En Californie, où a été prise cette photo, le gouverneur Gavin Newson a assuré que la décision d’ouvrir les écoles serait basée sur la sécurité et non les demandes de Trump.
En Californie, où a été prise cette photo, le gouverneur Gavin Newson a assuré que la décision d’ouvrir les écoles serait basée sur la sécurité et non les demandes de Trump.

États-Unis: vers une rentrée scolaire très virtuelle

Ivan Couronne
Agence France-Presse
WASHINGTON — New York, Los Angeles, Houston... De grandes villes américaines ont décidé que la rentrée scolaire serait largement, voire totalement en ligne, optant pour le principe de précaution. Mais dans des États comme la Floride, qui a encore déploré jeudi de très lourds bilans, le débat tourne au bras de fer politique.

L’école est une responsabilité très décentralisée aux États-Unis, et les décisions se prennent par district scolaire (plus de 13 000), mais les gouverneurs des États interviennent aussi, créant un patchwork de situations, parfois dans des villes voisines, au risque d’accentuer les inégalités. Sans compter que Donald Trump pousse pour une réouverture totale.

Une formule hybride, entre présentiel et virtuel, est le compromis choisi par de plus en plus de juridictions. Même en cas de réouverture, beaucoup n’obligeront pas les élèves à être présents.

New York s’est dite prête à rouvrir en septembre avec trois jours maximum en classe par semaine. Mais les écoles de Houston, 200 000 élèves, et de Los Angeles, 600 000 élèves, resteront totalement fermées à la rentrée, pour six semaines et jusqu’à nouvel ordre, respectivement. Les cours reprendront en ligne.

Près de Washington, à Fairfax, les parents opteront entre 100 % virtuel et deux jours par semaine en classe — un choix dénoncé par la secrétaire à l’Éducation de Donald Trump, qui a affirmé que le printemps d’enseignement à distance y avait été un «désastre».

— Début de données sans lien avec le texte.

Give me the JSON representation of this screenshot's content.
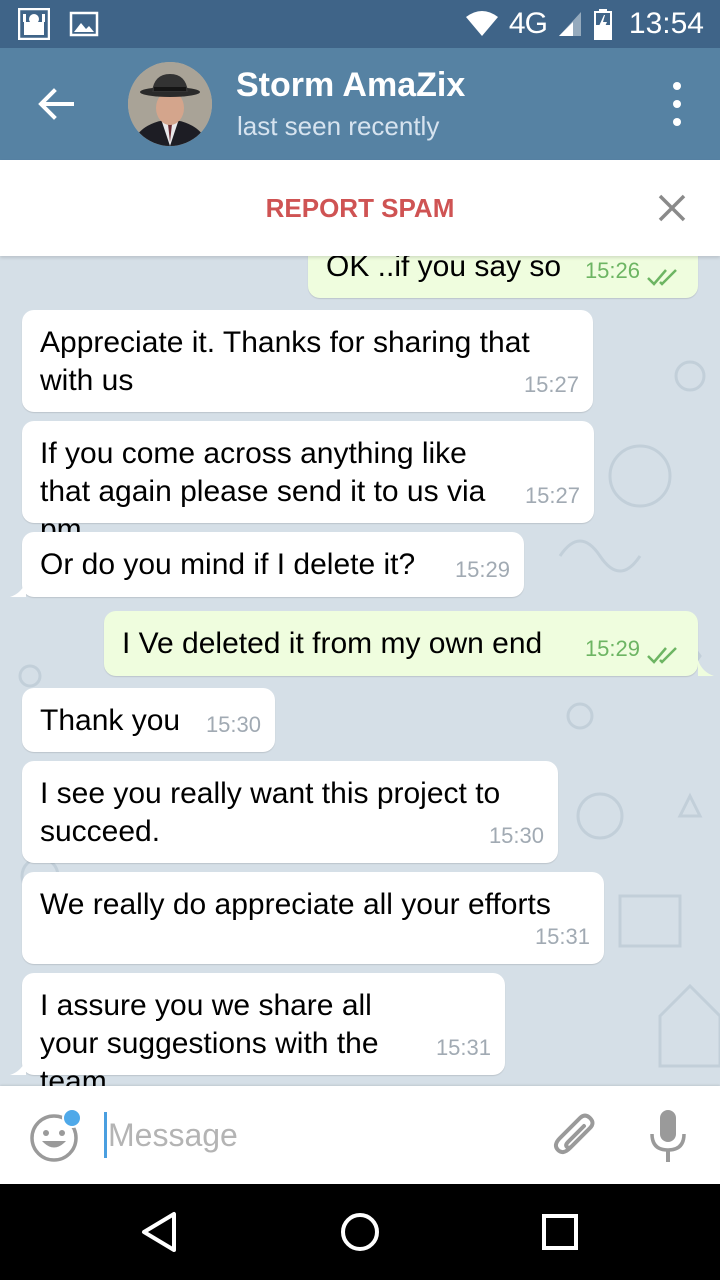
{
  "status_bar": {
    "network": "4G",
    "time": "13:54",
    "icons": [
      "app-notification-icon",
      "image-icon",
      "wifi-icon",
      "signal-icon",
      "battery-icon"
    ]
  },
  "header": {
    "contact_name": "Storm AmaZix",
    "contact_status": "last seen recently",
    "icons": [
      "back-arrow-icon",
      "more-vert-icon"
    ]
  },
  "spam_bar": {
    "label": "REPORT SPAM"
  },
  "messages": [
    {
      "direction": "out",
      "text": "OK ..if you say so",
      "time": "15:26",
      "read": true
    },
    {
      "direction": "in",
      "text": "Appreciate it. Thanks for sharing that with us",
      "time": "15:27"
    },
    {
      "direction": "in",
      "text": "If you come across anything like that again please send it to us via pm",
      "time": "15:27"
    },
    {
      "direction": "in",
      "text": "Or do you mind if I delete it?",
      "time": "15:29"
    },
    {
      "direction": "out",
      "text": "I Ve deleted it from my own end",
      "time": "15:29",
      "read": true
    },
    {
      "direction": "in",
      "text": "Thank you",
      "time": "15:30"
    },
    {
      "direction": "in",
      "text": "I see you really want this project to succeed.",
      "time": "15:30"
    },
    {
      "direction": "in",
      "text": "We really do appreciate all your efforts",
      "time": "15:31"
    },
    {
      "direction": "in",
      "text": "I assure you we share all your suggestions with the team",
      "time": "15:31"
    }
  ],
  "composer": {
    "placeholder": "Message",
    "value": ""
  },
  "colors": {
    "status_bar": "#3f6488",
    "header": "#5682a3",
    "spam_text": "#cf5353",
    "chat_bg": "#d5dfe7",
    "bubble_in": "#ffffff",
    "bubble_out": "#effdde",
    "out_time": "#6db563"
  }
}
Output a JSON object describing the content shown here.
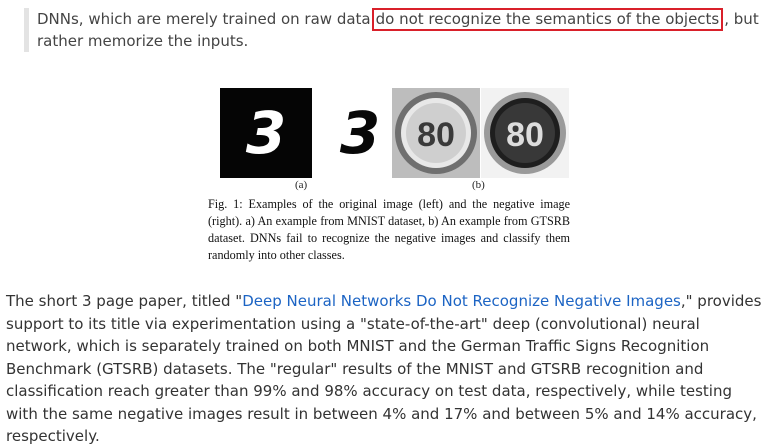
{
  "quote": {
    "before": "DNNs, which are merely trained on raw data",
    "highlighted": "do not recognize the semantics of the objects",
    "after": ", but rather memorize the inputs."
  },
  "figure": {
    "image_a_original_digit": "3",
    "image_a_negative_digit": "3",
    "image_b_original_sign": "80",
    "image_b_negative_sign": "80",
    "label_a": "(a)",
    "label_b": "(b)",
    "caption": "Fig. 1: Examples of the original image (left) and the negative image (right). a) An example from MNIST dataset, b) An example from GTSRB dataset. DNNs fail to recognize the negative images and classify them randomly into other classes."
  },
  "paragraph": {
    "before_link": "The short 3 page paper, titled \"",
    "link_text": "Deep Neural Networks Do Not Recognize Negative Images",
    "after_link": ",\" provides support to its title via experimentation using a \"state-of-the-art\" deep (convolutional) neural network, which is separately trained on both MNIST and the German Traffic Signs Recognition Benchmark (GTSRB) datasets. The \"regular\" results of the MNIST and GTSRB recognition and classification reach greater than 99% and 98% accuracy on test data, respectively, while testing with the same negative images result in between 4% and 17% and between 5% and 14% accuracy, respectively."
  },
  "colors": {
    "highlight_border": "#d9202a",
    "link": "#1c64c4",
    "quote_bar": "#e3e3e3"
  }
}
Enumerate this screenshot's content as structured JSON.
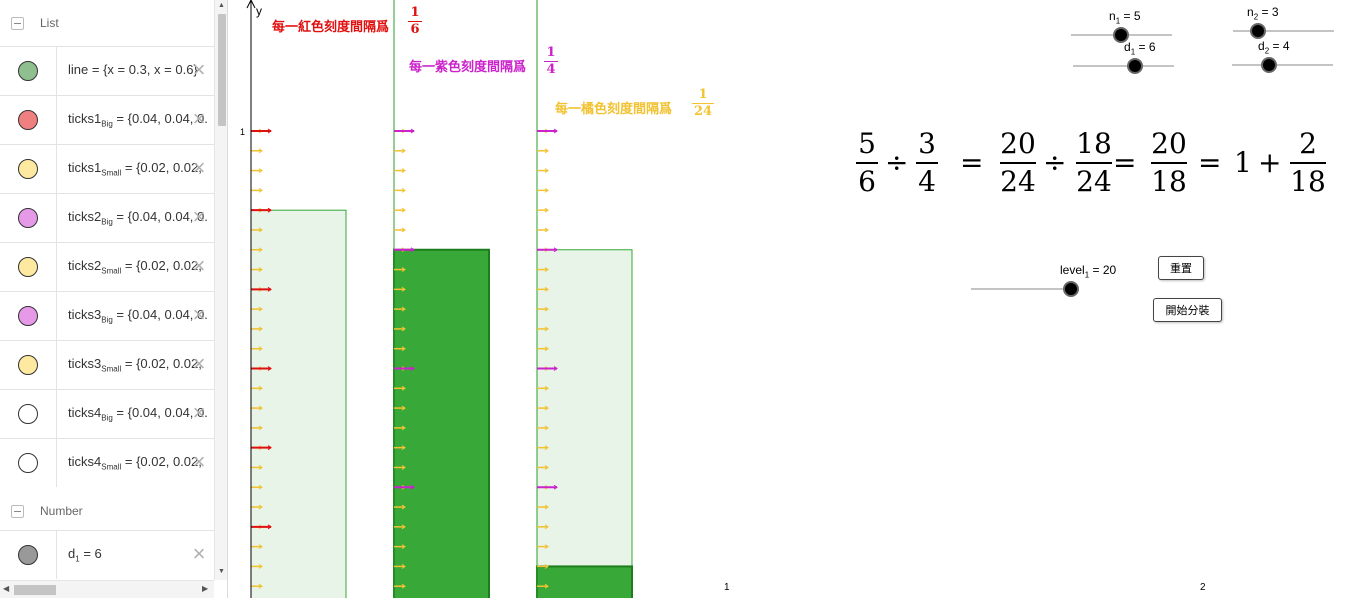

«C’est trahir les contribuables qui paient beaucoup d’impôts pour leur éducation», a déclaré Betsy DeVos.

Le cas de la Floride illustre la politisation du débat : le gouverneur Ron DeSantis a fait publier un décret obligeant les écoles à rouvrir cinq jours par semaine, mais à Miami et dans le sud de la Floride, les responsables ont dit qu’ils ne rouvriraient pas tant que l’épidémie ne serait pas sous contrôle.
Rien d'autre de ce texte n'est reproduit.